Although it has not commented directly on the potential sale, Woolworths remains one of the most active players in the sector. It continues to compete head-to-head with Coles for existing sites and is pushing ahead with plans for apartment developments above or adjacent to supermarkets in sought-after parts of Sydney and Melbourne. Recycling capital from income-producing assets and securing funding for projects already under way is expected to strengthen its capacity to expand further.
All of this is unfolding as the major supermarket chains battle fiercely on pricing, while also facing the prospect of legal action under tougher rules targeting price gouging.

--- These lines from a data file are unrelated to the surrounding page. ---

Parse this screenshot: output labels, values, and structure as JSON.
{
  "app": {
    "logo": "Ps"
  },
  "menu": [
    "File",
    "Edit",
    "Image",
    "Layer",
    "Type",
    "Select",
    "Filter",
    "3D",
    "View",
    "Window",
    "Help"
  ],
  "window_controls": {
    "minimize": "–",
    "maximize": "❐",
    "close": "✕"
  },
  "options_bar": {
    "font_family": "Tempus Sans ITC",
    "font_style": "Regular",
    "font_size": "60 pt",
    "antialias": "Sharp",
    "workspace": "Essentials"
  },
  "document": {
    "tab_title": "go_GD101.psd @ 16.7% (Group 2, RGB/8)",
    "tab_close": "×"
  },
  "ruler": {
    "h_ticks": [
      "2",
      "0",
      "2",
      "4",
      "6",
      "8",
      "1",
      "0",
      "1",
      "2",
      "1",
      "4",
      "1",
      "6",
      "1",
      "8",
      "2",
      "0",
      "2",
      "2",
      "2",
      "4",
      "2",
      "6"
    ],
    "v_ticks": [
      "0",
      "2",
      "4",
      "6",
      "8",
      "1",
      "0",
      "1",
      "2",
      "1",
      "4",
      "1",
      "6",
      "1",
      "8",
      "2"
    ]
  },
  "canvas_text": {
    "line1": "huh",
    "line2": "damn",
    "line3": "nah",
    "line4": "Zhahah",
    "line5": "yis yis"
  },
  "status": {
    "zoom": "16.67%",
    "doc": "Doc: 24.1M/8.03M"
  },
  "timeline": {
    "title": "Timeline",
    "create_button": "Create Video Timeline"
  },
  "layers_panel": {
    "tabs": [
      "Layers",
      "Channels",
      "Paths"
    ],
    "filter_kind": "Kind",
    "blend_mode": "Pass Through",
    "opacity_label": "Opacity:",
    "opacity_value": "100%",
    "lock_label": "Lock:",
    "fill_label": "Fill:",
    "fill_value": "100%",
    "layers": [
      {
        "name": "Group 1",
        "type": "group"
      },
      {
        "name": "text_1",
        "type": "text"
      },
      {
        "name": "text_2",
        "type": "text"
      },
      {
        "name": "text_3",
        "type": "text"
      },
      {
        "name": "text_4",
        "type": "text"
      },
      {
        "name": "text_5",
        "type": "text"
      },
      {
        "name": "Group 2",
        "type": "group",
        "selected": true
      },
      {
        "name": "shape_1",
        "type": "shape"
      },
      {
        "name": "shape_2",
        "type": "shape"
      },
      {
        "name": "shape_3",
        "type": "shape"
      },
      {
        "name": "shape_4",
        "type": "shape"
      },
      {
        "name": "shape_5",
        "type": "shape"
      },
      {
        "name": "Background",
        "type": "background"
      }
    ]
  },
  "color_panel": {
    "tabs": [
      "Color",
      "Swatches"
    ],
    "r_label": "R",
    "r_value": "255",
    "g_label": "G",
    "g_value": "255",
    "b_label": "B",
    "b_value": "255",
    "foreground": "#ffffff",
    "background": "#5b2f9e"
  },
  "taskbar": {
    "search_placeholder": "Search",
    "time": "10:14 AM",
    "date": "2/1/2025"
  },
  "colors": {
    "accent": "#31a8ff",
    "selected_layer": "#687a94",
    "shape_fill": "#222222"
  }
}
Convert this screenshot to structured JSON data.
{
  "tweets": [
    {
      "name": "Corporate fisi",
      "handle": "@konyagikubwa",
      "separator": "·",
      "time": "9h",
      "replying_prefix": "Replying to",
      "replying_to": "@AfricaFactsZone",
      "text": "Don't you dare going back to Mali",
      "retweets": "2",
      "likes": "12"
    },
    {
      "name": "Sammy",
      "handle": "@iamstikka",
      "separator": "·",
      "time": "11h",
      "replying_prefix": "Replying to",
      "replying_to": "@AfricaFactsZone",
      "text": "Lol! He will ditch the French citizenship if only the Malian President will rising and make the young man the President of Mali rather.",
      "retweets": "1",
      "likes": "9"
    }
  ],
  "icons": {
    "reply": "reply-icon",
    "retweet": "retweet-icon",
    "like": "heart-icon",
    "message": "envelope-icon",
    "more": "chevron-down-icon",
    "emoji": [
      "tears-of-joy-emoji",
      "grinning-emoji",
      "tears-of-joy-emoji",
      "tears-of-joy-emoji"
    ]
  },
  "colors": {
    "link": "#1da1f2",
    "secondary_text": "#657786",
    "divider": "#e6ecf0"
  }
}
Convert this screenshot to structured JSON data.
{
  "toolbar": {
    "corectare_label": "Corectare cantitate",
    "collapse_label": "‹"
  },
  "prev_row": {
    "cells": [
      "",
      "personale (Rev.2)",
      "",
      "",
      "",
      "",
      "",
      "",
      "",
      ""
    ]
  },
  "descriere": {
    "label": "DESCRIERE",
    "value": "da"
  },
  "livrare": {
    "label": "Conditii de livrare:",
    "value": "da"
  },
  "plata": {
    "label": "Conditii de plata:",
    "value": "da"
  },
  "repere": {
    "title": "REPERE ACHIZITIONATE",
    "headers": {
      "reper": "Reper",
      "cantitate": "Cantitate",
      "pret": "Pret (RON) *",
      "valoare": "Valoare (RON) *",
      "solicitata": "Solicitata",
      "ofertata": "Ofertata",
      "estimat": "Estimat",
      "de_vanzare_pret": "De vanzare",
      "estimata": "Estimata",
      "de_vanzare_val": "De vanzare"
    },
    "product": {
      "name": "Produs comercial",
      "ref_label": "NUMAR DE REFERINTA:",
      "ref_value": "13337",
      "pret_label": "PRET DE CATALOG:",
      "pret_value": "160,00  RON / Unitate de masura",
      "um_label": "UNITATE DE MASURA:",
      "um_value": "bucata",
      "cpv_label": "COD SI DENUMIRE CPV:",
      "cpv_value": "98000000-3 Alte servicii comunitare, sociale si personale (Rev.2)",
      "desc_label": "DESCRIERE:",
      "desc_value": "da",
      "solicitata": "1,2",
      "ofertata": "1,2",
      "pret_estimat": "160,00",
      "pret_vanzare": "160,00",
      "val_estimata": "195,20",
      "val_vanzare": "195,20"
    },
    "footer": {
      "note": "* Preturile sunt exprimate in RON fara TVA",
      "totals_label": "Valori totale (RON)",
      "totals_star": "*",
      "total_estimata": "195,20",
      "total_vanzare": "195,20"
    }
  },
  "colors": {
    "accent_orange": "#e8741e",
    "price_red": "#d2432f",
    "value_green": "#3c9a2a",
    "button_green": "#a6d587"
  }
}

Coles has recently been growing sales faster than Woolworths at a pace not seen in nearly two decades and appears set to carry that momentum into this year. Even so, Woolworths has been noticeably more aggressive in property transactions.
Last year, it bought a shopping centre in Earlwood in Sydney’s south-west for $41m, despite the supermarket on site still being operated by Coles. Woolworths will assume control once the existing lease expires. The two rivals have also crossed paths in several other deals. In 2023, Woolworths acquired a major complex at The Entrance on the NSW Central Coast for $51m, anchored by a Coles store. A year earlier, it picked up a mall in Sydney’s Sutherland Shire for $68m where Coles remains the primary tenant. More than a decade ago, the tables were turned when Coles secured a strategic site in Neutral Bay from Woolworths.